Years ago, when lobsters were brought ashore by sail, the Friendship Chowder Race was good fun for the fishermen. The gaff-rigged sloops of the lobster fleet were easy to sail, and a Sunday afternoon race out-of and back-into the harbor brought all the sloops to the line with good-natured competition embellished by the jolly insults of the skippers.
There was nothing like the America's Cup to reward the winner. He got, and still gets, a can of fish chowder - the only trophy.
But today the fishermen have motors, and the chowder race has become a frenzied effort by the recreational boaters, a farewell appearance for the summer people. They go home thinking, I suppose, that Maine closes up after they leave, whereas to the nonsummer boaters of town the chowder race is just the beginning - they know that September and October give us the bright, clear sailing days when the sky is high and the horizon far.
'Tis a pleasant excursion for me to attend. The committee boat is the Maude, named for a gifted artist of town who attends and is the offical hostess. Her husband runs the boat, which is a ''stinkpot.'' Also aboard are the timekeeper, the observers, perhaps a guest or two of the Maude's owners, and myself with cannon.

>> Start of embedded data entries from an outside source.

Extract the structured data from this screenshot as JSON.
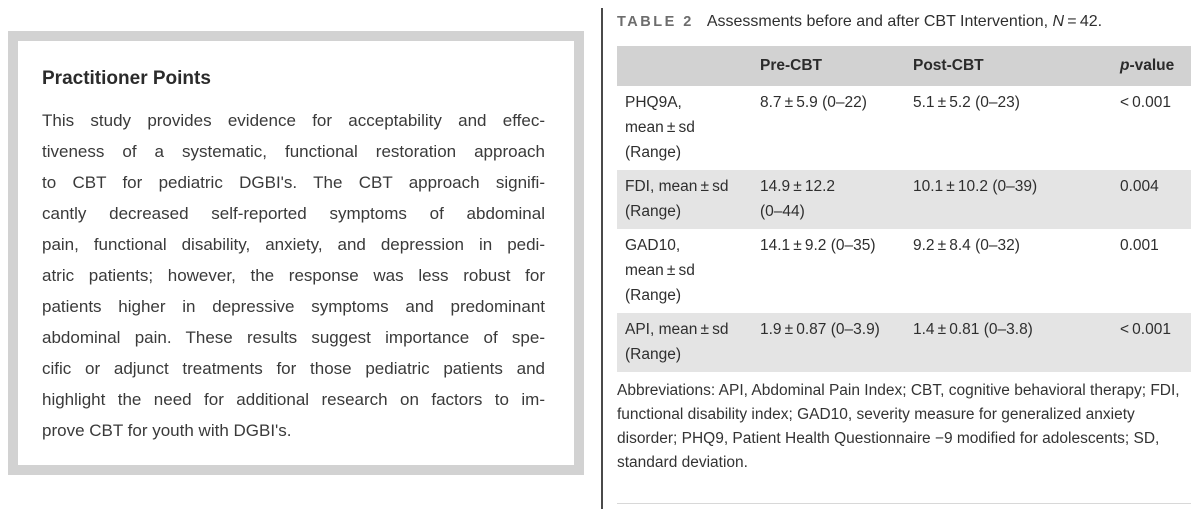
{
  "practitioner_box": {
    "title": "Practitioner Points",
    "lines": [
      "This study provides evidence for acceptability and effec-",
      "tiveness of a systematic, functional restoration approach",
      "to CBT for pediatric DGBI's. The CBT approach signifi-",
      "cantly decreased self-reported symptoms of abdominal",
      "pain, functional disability, anxiety, and depression in pedi-",
      "atric patients; however, the response was less robust for",
      "patients higher in depressive symptoms and predominant",
      "abdominal pain. These results suggest importance of spe-",
      "cific or adjunct treatments for those pediatric patients and",
      "highlight the need for additional research on factors to im-",
      "prove CBT for youth with DGBI's."
    ]
  },
  "table": {
    "label": "TABLE 2",
    "caption": "Assessments before and after CBT Intervention,",
    "n_italic": "N",
    "n_rest": " = 42.",
    "columns": {
      "pre": "Pre-CBT",
      "post": "Post-CBT",
      "p_italic": "p",
      "p_rest": "-value"
    },
    "rows": [
      {
        "label": "PHQ9A,\nmean ± sd\n(Range)",
        "pre": "8.7 ± 5.9 (0–22)",
        "post": "5.1 ± 5.2 (0–23)",
        "p": "< 0.001"
      },
      {
        "label": "FDI, mean ± sd\n(Range)",
        "pre": "14.9 ± 12.2\n(0–44)",
        "post": "10.1 ± 10.2 (0–39)",
        "p": "0.004"
      },
      {
        "label": "GAD10,\nmean ± sd\n(Range)",
        "pre": "14.1 ± 9.2 (0–35)",
        "post": "9.2 ± 8.4 (0–32)",
        "p": "0.001"
      },
      {
        "label": "API, mean ± sd\n(Range)",
        "pre": "1.9 ± 0.87 (0–3.9)",
        "post": "1.4 ± 0.81 (0–3.8)",
        "p": "< 0.001"
      }
    ],
    "footnote": "Abbreviations: API, Abdominal Pain Index; CBT, cognitive behavioral therapy; FDI, functional disability index; GAD10, severity measure for generalized anxiety disorder; PHQ9, Patient Health Questionnaire −9 modified for adolescents; SD, standard deviation."
  },
  "colors": {
    "box_border": "#d2d2d2",
    "header_band": "#d2d2d2",
    "row_stripe": "#e4e4e4",
    "divider": "#4a4a4a",
    "ink": "#333333",
    "table_label": "#6d6d6d"
  }
}
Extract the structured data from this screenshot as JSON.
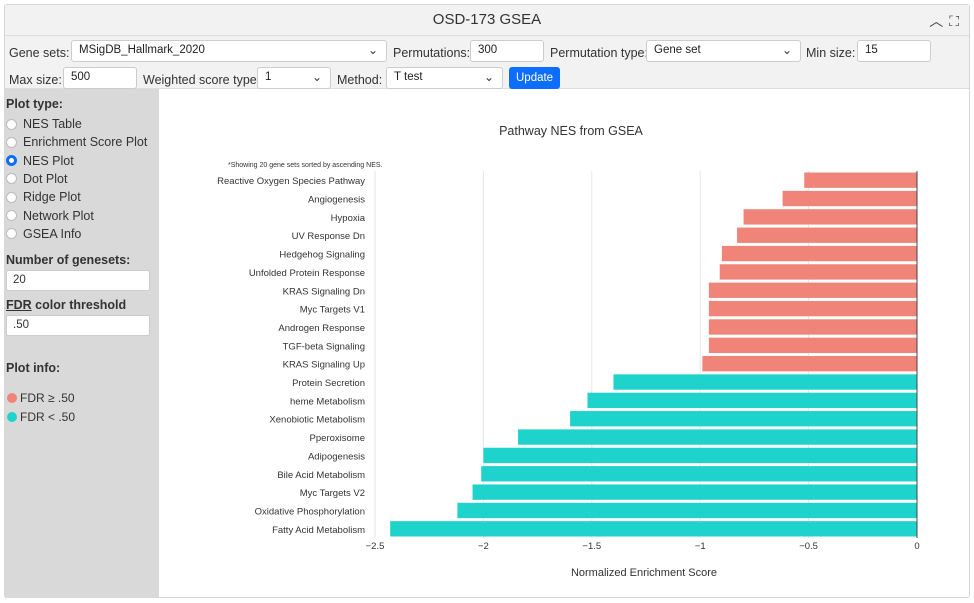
{
  "window": {
    "title": "OSD-173 GSEA"
  },
  "controls": {
    "gene_sets_label": "Gene sets:",
    "gene_sets_value": "MSigDB_Hallmark_2020",
    "permutations_label": "Permutations:",
    "permutations_value": "300",
    "permutation_type_label": "Permutation type:",
    "permutation_type_value": "Gene set",
    "min_size_label": "Min size:",
    "min_size_value": "15",
    "max_size_label": "Max size:",
    "max_size_value": "500",
    "weighted_label": "Weighted score type:",
    "weighted_value": "1",
    "method_label": "Method:",
    "method_value": "T test",
    "update_label": "Update"
  },
  "sidebar": {
    "plot_type_label": "Plot type:",
    "plot_types": [
      {
        "label": "NES Table",
        "selected": false
      },
      {
        "label": "Enrichment Score Plot",
        "selected": false
      },
      {
        "label": "NES Plot",
        "selected": true
      },
      {
        "label": "Dot Plot",
        "selected": false
      },
      {
        "label": "Ridge Plot",
        "selected": false
      },
      {
        "label": "Network Plot",
        "selected": false
      },
      {
        "label": "GSEA Info",
        "selected": false
      }
    ],
    "num_genesets_label": "Number of genesets:",
    "num_genesets_value": "20",
    "fdr_abbr": "FDR",
    "fdr_label_rest": " color threshold",
    "fdr_value": ".50",
    "plot_info_label": "Plot info:",
    "legend": [
      {
        "label": "FDR ≥ .50",
        "color": "#f08478"
      },
      {
        "label": "FDR < .50",
        "color": "#1dd3cb"
      }
    ]
  },
  "chart_data": {
    "type": "bar",
    "orientation": "horizontal",
    "title": "Pathway NES from GSEA",
    "subtitle": "*Showing 20 gene sets sorted by ascending NES.",
    "xlabel": "Normalized Enrichment Score",
    "ylabel": "",
    "xlim": [
      -2.5,
      0
    ],
    "xticks": [
      -2.5,
      -2,
      -1.5,
      -1,
      -0.5,
      0
    ],
    "xtick_labels": [
      "−2.5",
      "−2",
      "−1.5",
      "−1",
      "−0.5",
      "0"
    ],
    "grid": true,
    "categories": [
      "Reactive Oxygen Species Pathway",
      "Angiogenesis",
      "Hypoxia",
      "UV Response Dn",
      "Hedgehog Signaling",
      "Unfolded Protein Response",
      "KRAS Signaling Dn",
      "Myc Targets V1",
      "Androgen Response",
      "TGF-beta Signaling",
      "KRAS Signaling Up",
      "Protein Secretion",
      "heme Metabolism",
      "Xenobiotic Metabolism",
      "Pperoxisome",
      "Adipogenesis",
      "Bile Acid Metabolism",
      "Myc Targets V2",
      "Oxidative Phosphorylation",
      "Fatty Acid Metabolism"
    ],
    "values": [
      -0.52,
      -0.62,
      -0.8,
      -0.83,
      -0.9,
      -0.91,
      -0.96,
      -0.96,
      -0.96,
      -0.96,
      -0.99,
      -1.4,
      -1.52,
      -1.6,
      -1.84,
      -2.0,
      -2.01,
      -2.05,
      -2.12,
      -2.43
    ],
    "colors": [
      "#f08478",
      "#f08478",
      "#f08478",
      "#f08478",
      "#f08478",
      "#f08478",
      "#f08478",
      "#f08478",
      "#f08478",
      "#f08478",
      "#f08478",
      "#1dd3cb",
      "#1dd3cb",
      "#1dd3cb",
      "#1dd3cb",
      "#1dd3cb",
      "#1dd3cb",
      "#1dd3cb",
      "#1dd3cb",
      "#1dd3cb"
    ]
  }
}
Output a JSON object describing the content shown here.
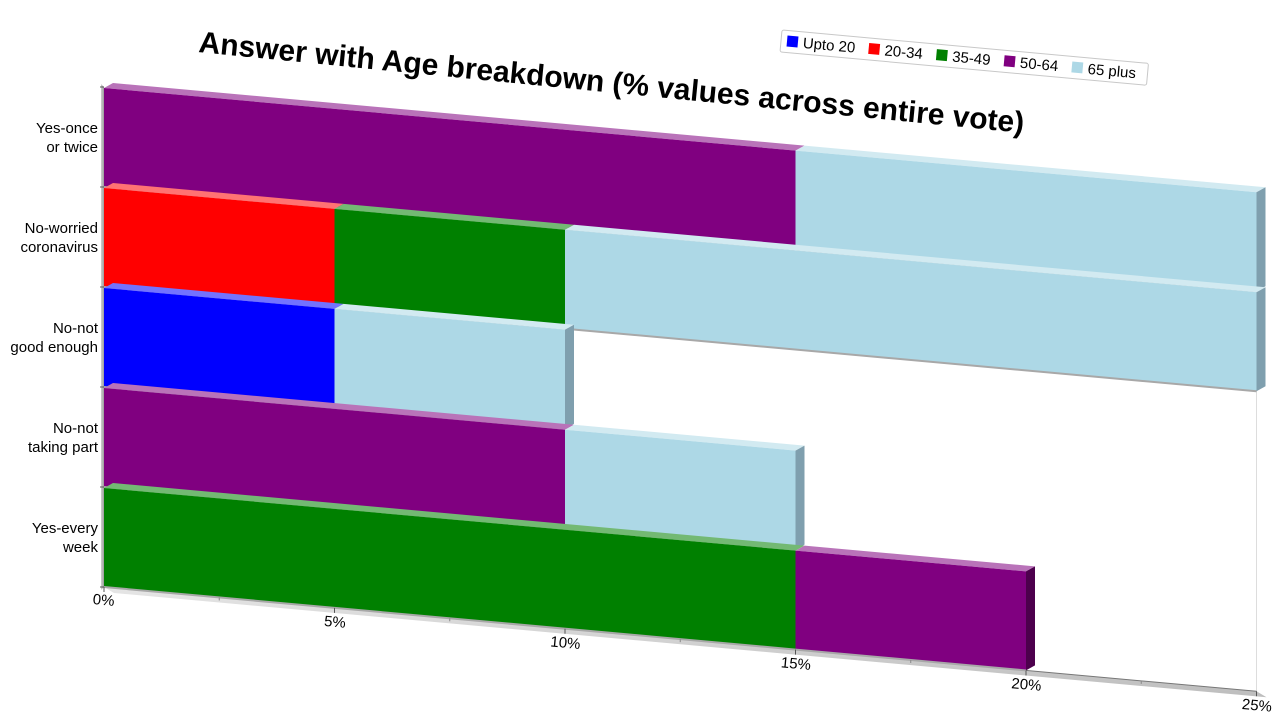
{
  "chart_data": {
    "type": "bar",
    "orientation": "horizontal",
    "stacked": true,
    "title": "Answer with Age breakdown (% values across entire vote)",
    "categories": [
      "Yes-once or twice",
      "No-worried coronavirus",
      "No-not good enough",
      "No-not taking part",
      "Yes-every week"
    ],
    "category_lines": [
      [
        "Yes-once",
        "or twice"
      ],
      [
        "No-worried",
        "coronavirus"
      ],
      [
        "No-not",
        "good enough"
      ],
      [
        "No-not",
        "taking part"
      ],
      [
        "Yes-every",
        "week"
      ]
    ],
    "series": [
      {
        "name": "Upto 20",
        "color": "#0000ff",
        "values": [
          0,
          0,
          5,
          0,
          0
        ]
      },
      {
        "name": "20-34",
        "color": "#ff0000",
        "values": [
          0,
          5,
          0,
          0,
          0
        ]
      },
      {
        "name": "35-49",
        "color": "#008000",
        "values": [
          0,
          5,
          0,
          0,
          15
        ]
      },
      {
        "name": "50-64",
        "color": "#800080",
        "values": [
          15,
          0,
          0,
          10,
          5
        ]
      },
      {
        "name": "65 plus",
        "color": "#add8e6",
        "values": [
          10,
          15,
          5,
          5,
          0
        ]
      }
    ],
    "xlim": [
      0,
      25
    ],
    "x_ticks": [
      "0%",
      "5%",
      "10%",
      "15%",
      "20%",
      "25%"
    ],
    "legend_position": "top-right",
    "grid": false
  }
}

I try to be nautical, and sometimes remember that the string I pull is a lanyard. When I have pulled the lanyard three times and the race is under way, the Maude up-anchors and we cruise about so the observers can make sure the boats turn the buoys. When the winning boat sorts itself out and is on the way home, the Maude returns to anchor and I load my cannon to signal the finish.
Unlike the high-toned race for the America's Cup, this chowder race is open to the world and just about anything can enter. There are always several jokers in swimsuits who stand up on these sail fishes. If the swells are good, a sail fish will capsize about every 50 yards. Several sloops and modified sloops will compete, and a favorite with sailors and spectators is the ''Friendship cat,'' a trim little catboat said to be authentic only if built in Friendship by Doug and Paul Lash. They sail like a dream, and Doug and Paul will make you one for just under $5,000 - which is peanuts compared to Australia II, and little enough for all the fun you'll have. You might even win a can of fish chowder.
Also as compared to the America's Cup contest our Friendship Chowder Race has no grievance committee. If you get mad about something, don't let on. If you surmise the start of the chowder race is a wild scramble for position, catboat, ketch, and sail fish all in the same class, you are right, and grievances could develop. Too bad. Our chowder race is meant to be a good time, and how can you have a good time with everybody finding fault?
The chowder race ''rain date'' is next year.